Optimizer Zoo (v0.41.0)

A closed allowlist of 33+ optimizers covering HF-native, bitsandbytes-backed, and v0.41 additions.

Supported optimizers

HF-native: adamw_torch, adamw_torch_fused, adafactor, sgd, and the rest of the HF set.

bitsandbytes-backed: adamw_bnb_8bit, paged_adamw_8bit, lion_8bit, etc.

New in v0.41:

  • BAdam — block-coordinate descent for full-parameter fine-tuning
  • APOLLO (apollo_adamw) — gradient-scaled training in low rank
  • Adam-mini — half the optimizer memory of AdamW
  • lomo / adalomo — low-memory optimization with optional adaptive scaling
  • grokadamw — Grokfast-style AdamW
  • schedule_free_adamw / schedule_free_sgd
  • muon, dion, came_pytorch
  • TorchAO ao_adamw_fp8 / ao_adamw_4bit / ao_adamw_8bit
yaml
training:
  optimizer: muon

validate_optimizer_name rejects non-string / empty / null-byte / >64-char inputs with actionable messages and lowercases for deterministic lookup. Unknown names fail at config-load.

Per-module LR groups

Map regex patterns → learning rates with first-match-wins routing.

yaml
training:
  lr: 2e-4   # base / fallback
  lr_groups:
    - { pattern: "model\\.embed_tokens", lr: 5e-5 }
    - { pattern: ".*lora_A.*", lr: 1e-3 }
    - { pattern: ".*lora_B.*", lr: 1e-3 }

Capped at 32 entries. Each pattern must compile via re.compile (ReDoS probe runs). Each lr ∈ (0, 1], finite-only (NaN / ±inf rejected), bool rejected. Duplicates rejected.

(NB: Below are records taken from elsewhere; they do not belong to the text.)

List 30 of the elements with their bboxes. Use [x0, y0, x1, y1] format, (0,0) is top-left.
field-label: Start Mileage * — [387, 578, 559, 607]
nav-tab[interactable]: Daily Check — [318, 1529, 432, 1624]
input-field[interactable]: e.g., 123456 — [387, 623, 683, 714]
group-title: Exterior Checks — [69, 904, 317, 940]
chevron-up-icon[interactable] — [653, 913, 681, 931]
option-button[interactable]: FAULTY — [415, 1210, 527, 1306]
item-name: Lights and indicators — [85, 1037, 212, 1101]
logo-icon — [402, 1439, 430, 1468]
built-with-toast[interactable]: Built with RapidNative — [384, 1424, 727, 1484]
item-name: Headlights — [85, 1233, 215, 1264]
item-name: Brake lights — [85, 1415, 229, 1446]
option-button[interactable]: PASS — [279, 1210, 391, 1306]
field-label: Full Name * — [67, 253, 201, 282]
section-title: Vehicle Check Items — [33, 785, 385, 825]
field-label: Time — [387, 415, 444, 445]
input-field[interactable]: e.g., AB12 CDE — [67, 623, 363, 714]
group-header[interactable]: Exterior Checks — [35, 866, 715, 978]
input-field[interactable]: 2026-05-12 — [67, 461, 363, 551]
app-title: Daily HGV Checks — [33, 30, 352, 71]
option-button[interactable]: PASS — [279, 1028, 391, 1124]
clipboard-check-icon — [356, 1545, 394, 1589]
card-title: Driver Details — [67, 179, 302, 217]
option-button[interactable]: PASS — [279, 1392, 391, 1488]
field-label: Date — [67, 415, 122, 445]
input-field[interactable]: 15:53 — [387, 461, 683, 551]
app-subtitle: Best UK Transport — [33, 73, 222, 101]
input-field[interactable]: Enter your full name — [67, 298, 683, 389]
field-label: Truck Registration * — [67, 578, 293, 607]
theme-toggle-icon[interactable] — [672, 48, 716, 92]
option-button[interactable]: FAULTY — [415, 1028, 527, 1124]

LoftQ quantization-aware LoRA init

yaml
training:
  lora:
    init_strategy: loftq   # random | pissa | olora | loftq
    loftq_iter: 5          # [1, 10]
    loftq_bits: 4          # 2 | 4 | 8

Builds the LoftQ config via peft (lazy import); incompatible with DoRA + VeRA.

LLaMA Pro block expansion

yaml
training:
  expand_layers: 4              # [1, 64]
  freeze_trainable_layers: 32   # required when expand_layers set

Schema lands in v0.41.0; live patch ships in v0.41.1 (same stub-then-live pattern as v0.27.0 MII / v0.37.0 multipack).

Friendly load_in_X aliases

load_in_8bit: true remaps quantization8bit. load_in_16bit: true remaps to none. Mutually exclusive. Combining either with an explicit Quant Menu format raises rather than silently overriding.